Voll und ganz registrierte er alles um sich herum, obwohl er nun wie in einem lichtschnell betriebenen Karussell sowie in absoluter Stille durch das schwärzer als schwarz erscheinende Zentrum des Wurmlochs wirbelte.

Doch schlagartig verlor er jegliches Gefühl für Raum und Zeit und für seine eigene Existenz.

Die totale Finsternis legte sich auf all seine Sinne und gleich darauf war nichts mehr …

Gar nichts …

… doch gleich darauf blitzte es wie ein Sonnenstrahl durch die tiefste Nacht in seinem Bewusstsein auf, die heller und heller wurde, bis er …

… vollends erwachte. Oder wie auch immer man diesen Geisteszustand, dem er nun unterlag, beschreiben mochte.

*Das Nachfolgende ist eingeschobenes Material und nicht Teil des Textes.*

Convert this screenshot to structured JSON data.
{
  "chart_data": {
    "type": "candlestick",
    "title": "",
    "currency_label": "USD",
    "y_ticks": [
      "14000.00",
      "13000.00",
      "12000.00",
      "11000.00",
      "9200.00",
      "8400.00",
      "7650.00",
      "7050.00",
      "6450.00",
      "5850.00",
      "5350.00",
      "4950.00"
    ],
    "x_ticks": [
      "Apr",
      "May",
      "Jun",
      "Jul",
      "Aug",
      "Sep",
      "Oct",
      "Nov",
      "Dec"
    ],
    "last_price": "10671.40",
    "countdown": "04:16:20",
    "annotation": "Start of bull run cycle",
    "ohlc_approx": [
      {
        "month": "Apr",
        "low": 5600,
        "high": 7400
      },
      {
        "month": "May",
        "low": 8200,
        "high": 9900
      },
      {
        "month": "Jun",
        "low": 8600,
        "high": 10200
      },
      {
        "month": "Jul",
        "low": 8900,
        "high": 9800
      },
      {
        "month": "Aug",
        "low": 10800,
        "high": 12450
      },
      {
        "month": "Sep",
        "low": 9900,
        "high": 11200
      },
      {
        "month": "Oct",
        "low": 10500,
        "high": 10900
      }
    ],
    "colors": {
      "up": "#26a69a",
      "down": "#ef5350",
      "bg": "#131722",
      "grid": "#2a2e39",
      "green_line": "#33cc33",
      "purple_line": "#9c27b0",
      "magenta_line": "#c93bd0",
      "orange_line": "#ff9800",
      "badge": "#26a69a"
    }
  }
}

Innerhalb der winzigsten Zeiteinheit, die existierte, war Kratyn von Lonleystone durch das Wurmloch in eine andere Welt transferiert worden. Das zumindest glaubte er zu wissen, nachdem er sämtliche Systeme hochgefahren hatte, um die fremde Umgebung zu analysieren, in der er sich nun befand.

*

Es dauerte einige Zeit, um sich zu orientieren. Allerdings war das nicht der richtige Ausdruck, weil er die meisten Daten, die er empfing, nicht auswerten konnte. Das lag daran, dass sie sich einfach keinen vergleichbaren Messeinheiten zuordnen ließen. Jedenfalls existierten hier Lichtverhältnisse, die er niemals zuvor gesehen hatte – und das im übertragenen Sinne des Wortes, denn seine Wahrnehmung als Wächter unterschied sich deutlich von der seiner früheren biologischen Gestalt.

Diese Welt unterlag einem surrealen Hell-Dunkel-Rhythmus, der in kein bisher bekanntes Raster passte. Die unwirkliche Nichtdunkelheit wurde noch verstärkt von einem eigenartigen Nebel, dessen Schlieren und Schwaden wie Geisterfinger über den steinigen Boden krochen. Als einzige Erklärung konnte er sich vorstellen, dass der Planet eine sehr langsame Rotation besaß. Oder aber dieser hatte überhaupt keinen Stern, der eine ausreichende Helligkeit erzeugte.